Bell's Blended Scotch Whisky

Everybody likes a bargain!  Teacher's Highland Cream is one great deal.  In the American whisky realm, Jim Beam Black is another. 

I am always on the look-out for a low priced blend that delivers good value for my hard earned cash.  With inflation and rising taxes eroding my purchasing power, I really have to have some reasonably priced spirits.  But, when you are staring at the bottom shelf of the whisky section of your local purveyor of fine spirits, you certainly run the risk of buying some very terrible whiskies.  So, you understand my motivation for picking up a bottle of Bell's Blended Scotch Whisky.  Could it be another Teacher's or Jim Beam Black?  Let's find out.

Price Point
Bell's Scotch Whisky is priced the same as Teacher's, J&B and Dewar's White Label.  So far, so good!

Nose (undiluted)
Sweet, grassy, cookie dough and some peat.

Palate (undiluted)
Super sweet, wheat, biscuit, sugared shortbread cookies, and a little peat.  Thereafter, turns malty.

Finish (undiluted)
Very short.  What you experience in the blink of any eye is Cool Whip, fresh out of the cannister, a couple of salt licks, hints of peat and a grand finale of unrivaled GRAININESS!!!!!!!!!!! 

Simple, boring, terribly sweet!  Flat tasting.  Just no dimensions to this blended scotch.  Would be suitable for mixed drinks, but on its own or with ice, it is just a huge dive into the sugar bowl of whiskies.  Sure, economy blended scotch is not meant to be overly complex.  I agree, but hey, that doesn't give the blenders carte blanche to create an extra boring whisky.  I think this whisky exists in the marketplace because it appeals to the lowest common denominator of whiskies, namely smooth, super sweet, no playful bite and virtually no evolution from the initial cloyingly sweet beginining to the Cool Whip finish.  Ugh!  This is the handy choice of drunks who wake under a bridge and college students looking to get loaded. 

Oh, did I say this was sweet?  That's all it is.  It's like a mouthful of sugar cubes slowingly melting in your mouth.  Not a pleasant sugar cane  or honey sweetness.  No!  Think high-fructose corn syrup!  Gumballs, dime store candies, vending machine candy.  That's the sweetness Bell's Blended Scotch Whisky exhibits!  Yuck!

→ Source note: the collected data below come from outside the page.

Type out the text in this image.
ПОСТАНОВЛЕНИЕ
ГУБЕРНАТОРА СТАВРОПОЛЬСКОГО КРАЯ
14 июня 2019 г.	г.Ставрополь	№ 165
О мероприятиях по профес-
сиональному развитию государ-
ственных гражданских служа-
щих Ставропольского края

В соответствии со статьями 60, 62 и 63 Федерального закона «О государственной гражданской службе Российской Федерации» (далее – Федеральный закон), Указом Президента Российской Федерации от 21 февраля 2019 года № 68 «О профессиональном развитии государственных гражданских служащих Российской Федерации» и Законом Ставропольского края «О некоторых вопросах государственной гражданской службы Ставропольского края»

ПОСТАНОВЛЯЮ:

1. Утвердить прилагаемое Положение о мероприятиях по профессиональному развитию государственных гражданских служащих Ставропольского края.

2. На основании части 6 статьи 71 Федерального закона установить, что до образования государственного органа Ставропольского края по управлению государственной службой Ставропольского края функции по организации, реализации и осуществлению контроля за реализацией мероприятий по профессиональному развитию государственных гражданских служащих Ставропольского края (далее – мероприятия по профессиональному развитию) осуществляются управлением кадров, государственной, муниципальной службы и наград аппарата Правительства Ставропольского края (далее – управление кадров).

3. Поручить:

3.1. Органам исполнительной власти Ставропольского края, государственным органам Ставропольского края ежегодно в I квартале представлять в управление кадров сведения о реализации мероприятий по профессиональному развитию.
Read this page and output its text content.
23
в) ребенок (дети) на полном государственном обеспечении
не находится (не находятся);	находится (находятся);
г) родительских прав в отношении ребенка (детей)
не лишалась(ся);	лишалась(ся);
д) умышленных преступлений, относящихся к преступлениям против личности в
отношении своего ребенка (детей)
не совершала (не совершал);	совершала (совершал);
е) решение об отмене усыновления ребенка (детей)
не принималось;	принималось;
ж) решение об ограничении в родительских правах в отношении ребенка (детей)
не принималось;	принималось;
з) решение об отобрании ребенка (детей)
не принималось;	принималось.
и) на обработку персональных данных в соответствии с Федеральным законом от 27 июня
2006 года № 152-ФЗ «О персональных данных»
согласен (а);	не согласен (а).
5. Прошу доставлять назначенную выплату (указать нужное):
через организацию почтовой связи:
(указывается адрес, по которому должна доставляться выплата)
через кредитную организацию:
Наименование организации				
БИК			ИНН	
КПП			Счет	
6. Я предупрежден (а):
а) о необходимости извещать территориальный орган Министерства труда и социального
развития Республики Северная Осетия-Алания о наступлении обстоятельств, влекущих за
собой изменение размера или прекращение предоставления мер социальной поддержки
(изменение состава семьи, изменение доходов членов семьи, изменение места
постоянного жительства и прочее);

Ever read a whisky tasting note and the critic speaks of tasting the 'grains' of a scotch, and you think "what the hell does grain taste like?" 

As you probably know, blended whisky is made up of many grain and malt whiskies.  The grain used in scotch is mainly wheat.  This grain imparts a light, sweet taste and provides a narrow flavor field of sugar, vanilla and sweet toffee.  If the grain whisky is young it can be harsh (tasting bitter or acidic) and lacking in much flavor because grain whisky in blends may be aged (however briefly) in poor quality casks for too short a period of time. 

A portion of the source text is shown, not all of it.